Ship with up to 600 migrants sinks off Libyan coast
MILAN, Italy — An overcrowded ship carrying up to 600 people trying to flee Libya sank just outside the port of Tripoli, the U.N. refugee agency said Monday, citing witness accounts.
Aid officials were still trying to confirm the fate of those people after the vessel broke apart Friday in the Mediterranean Sea off the coast of Libya, UNHCR spokeswoman Laura Boldrini said.
Witnesses who left the Libyan capital on another boat shortly afterward reported seeing remnants of the sunken ship and the bodies of some passengers floating in the sea, she told The Associated Press.
Other witnesses saw passengers swimming to shore but it was unclear how many survived, according to the International Organization for Migration.
Its staff on the tiny Italian island of Lampedusa interviewed a Somali woman who said she lost her four-month-old baby in the sinking. The woman swam to shore and managed to board another boat heading to Italy, the IOM said in a statement Monday.
A Libyan government spokesman in Tripoli had no comment Monday evening when asked for information about the sunken refugee ship.
Arizona appeals immigration law to Supreme Court
PHOENIX — Arizona Gov. Jan Brewer announced Monday she will ask the U.S. Supreme Court to overturn a ruling that put the most controversial parts of the state’s immigration enforcement law on hold.
Parts of the law blocked from taking effect include a provision requiring police to question people’s immigration status while enforcing other laws if there is a reasonable suspicion they’re in the country illegally.
Other provisions that are on hold include: requiring all immigrants to obtain or carry immigration registration papers; making it a state criminal offence for an illegal immigrant to seek work or hold a job; and allowing police to arrest suspected illegal immigrants without a warrant.
The planned appeal to the high court comes after Brewer lost an initial appeal April 11, when a three-judge panel of the 9th Circuit Court of Appeals refused to reverse a lower court’s order that prevented key parts of the law from being enforced.
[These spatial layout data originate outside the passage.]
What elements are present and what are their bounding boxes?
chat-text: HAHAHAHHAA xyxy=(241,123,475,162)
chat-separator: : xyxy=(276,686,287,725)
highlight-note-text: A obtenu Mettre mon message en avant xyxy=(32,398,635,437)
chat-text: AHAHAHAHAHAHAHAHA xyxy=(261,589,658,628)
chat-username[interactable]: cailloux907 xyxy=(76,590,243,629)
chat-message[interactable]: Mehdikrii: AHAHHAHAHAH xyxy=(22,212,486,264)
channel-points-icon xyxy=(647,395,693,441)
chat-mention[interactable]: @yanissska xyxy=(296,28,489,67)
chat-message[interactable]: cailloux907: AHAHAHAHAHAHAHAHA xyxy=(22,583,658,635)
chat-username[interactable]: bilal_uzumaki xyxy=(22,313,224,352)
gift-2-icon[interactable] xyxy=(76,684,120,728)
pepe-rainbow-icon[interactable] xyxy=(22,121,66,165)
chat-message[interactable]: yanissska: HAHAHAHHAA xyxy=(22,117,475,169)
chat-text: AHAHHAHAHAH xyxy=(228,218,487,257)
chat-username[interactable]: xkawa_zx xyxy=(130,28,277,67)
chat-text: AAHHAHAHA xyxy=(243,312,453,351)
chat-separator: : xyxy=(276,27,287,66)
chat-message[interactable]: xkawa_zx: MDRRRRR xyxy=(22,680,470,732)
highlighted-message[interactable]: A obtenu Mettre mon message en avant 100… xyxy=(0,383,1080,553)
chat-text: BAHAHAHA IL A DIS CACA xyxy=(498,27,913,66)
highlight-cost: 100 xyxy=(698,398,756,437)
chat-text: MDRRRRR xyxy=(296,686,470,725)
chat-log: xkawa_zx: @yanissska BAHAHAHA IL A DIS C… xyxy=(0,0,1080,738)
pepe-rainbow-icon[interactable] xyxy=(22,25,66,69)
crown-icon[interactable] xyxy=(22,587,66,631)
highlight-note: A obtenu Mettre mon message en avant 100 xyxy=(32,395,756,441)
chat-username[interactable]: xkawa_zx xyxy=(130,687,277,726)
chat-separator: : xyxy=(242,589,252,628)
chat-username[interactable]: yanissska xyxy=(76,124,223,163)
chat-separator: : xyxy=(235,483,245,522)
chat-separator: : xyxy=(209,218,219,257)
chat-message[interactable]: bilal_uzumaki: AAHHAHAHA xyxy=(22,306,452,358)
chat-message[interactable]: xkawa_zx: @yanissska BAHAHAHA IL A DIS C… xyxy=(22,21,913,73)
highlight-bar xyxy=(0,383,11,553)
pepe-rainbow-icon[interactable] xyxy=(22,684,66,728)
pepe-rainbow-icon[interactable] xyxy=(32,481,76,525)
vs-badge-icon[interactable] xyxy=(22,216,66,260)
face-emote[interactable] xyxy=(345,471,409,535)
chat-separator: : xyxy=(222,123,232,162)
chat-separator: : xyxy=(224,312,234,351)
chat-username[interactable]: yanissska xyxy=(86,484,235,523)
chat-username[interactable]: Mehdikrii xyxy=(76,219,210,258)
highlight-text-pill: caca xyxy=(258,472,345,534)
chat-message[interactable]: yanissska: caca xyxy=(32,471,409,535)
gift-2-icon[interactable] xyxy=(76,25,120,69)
Attorney General Tom Horne said going directly to the Supreme Court and skipping a possible second appeal to the 9th Circuit will save time in resolving the case, while Brewer said she is confident “Arizona will prevail in its fight to protect its citizens.”
The state must file the appeal by a July 11 deadline, the officials said. The Supreme Court has discretion on whether to hear the appeal on the lower court’s order.
“It seems like this is a big enough national issue that it will ultimately be determined by the United States Supreme Court,” Horne said.
EU imposes sanctions on Syrian officials
BRUSSELS, Belgium — The European Union imposed an arms embargo Monday on Syria, where the government is conducting a violent and sometimes lethal crackdown on pro-democracy protesters.
The EU is banning the shipment to Libya of “arms and equipment that could be used for internal repression,” an EU statement said late Monday.
The EU also is prohibiting 13 Syrian “officials and associates of the Syrian regime” from travelling anywhere in the 27-nation union, and is freezing their assets, the statement said. The 13 have been identified as being responsible for the violent repression against the civilian population, it said.
An EU official said late last week that Syrian President Bashar Assad would not be among those sanctioned.
Mass graves found at Abidjan soccer field
DAKAR, Senega — UN investigators in Ivory Coast have determined there were at least 68 bodies spread out across 10 burial mounds in a mass grave recently discovered on a soccer field in Abidjan, the country’s commercial capital.
Guillaume Ngefa, the deputy director of the human rights division of the UN mission in Ivory Coast, said the victims were likely killed by pro-Laurent Gbagbo militias on April 12, the day after the strongman was arrested.
Ngefa said investigators visited the site Friday and photographed the 10 plots. They interviewed witnesses who described the killings as well as family members who identified the dead.
Ngefa said the investigators spoke to two residents of the Yopougon neighborhood where the incident occurred who were conscripted by the militiamen and forced to bury the dead.
The killings occurred on April 12, the day after Gbagbo was arrested by the army fighting to install the nation’s democratically elected leader, Alassane Ouattara.
Yopougon, where the soccer field is located, is believed to be where Gbagbo’s militias took cover after their leader’s fall.
Ngefa said the largest grave is believed to hold 31 bodies; another has at least 21.